When multiple hosts compete for a shared resource, you need distributed locks to prevent data corruption and logical failures. This topic explains how distributed locks work, how to implement them on ApsaraDB for Redis and Tair (Enterprise Edition), and how to maintain lock consistency after a failover. The Tair-specific CAD and CAS commands eliminate the Lua scripts required by standard Redis, reducing implementation complexity and improving throughput.
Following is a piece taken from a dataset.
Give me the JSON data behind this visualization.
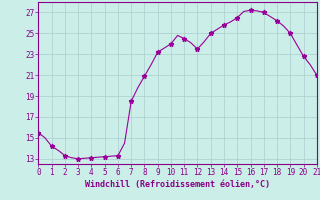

When to use distributed locks
Different concurrency scenarios require different coordination mechanisms:
| Scenario | Mechanism |
|---|---|
| Multiple threads in the same process | Mutex or read/write lock |
| Multiple processes on the same host | Semaphore, pipeline, or shared memory |
| Multiple hosts in a distributed system | Distributed lock |
Distributed locks are globally scoped mutual exclusion locks. Use them to coordinate access to shared resources across hosts and prevent logical failures caused by resource contention.

Properties of a well-implemented distributed lock
A distributed lock must satisfy three properties. Each implementation approach in this topic is evaluated against these properties:
Mutually exclusive: At any given moment, only one client holds the lock.
Deadlock-free: Locks use a lease-based mechanism. If a client encounters an exception after acquiring a lock, the lock expires automatically, preventing indefinite resource blocking.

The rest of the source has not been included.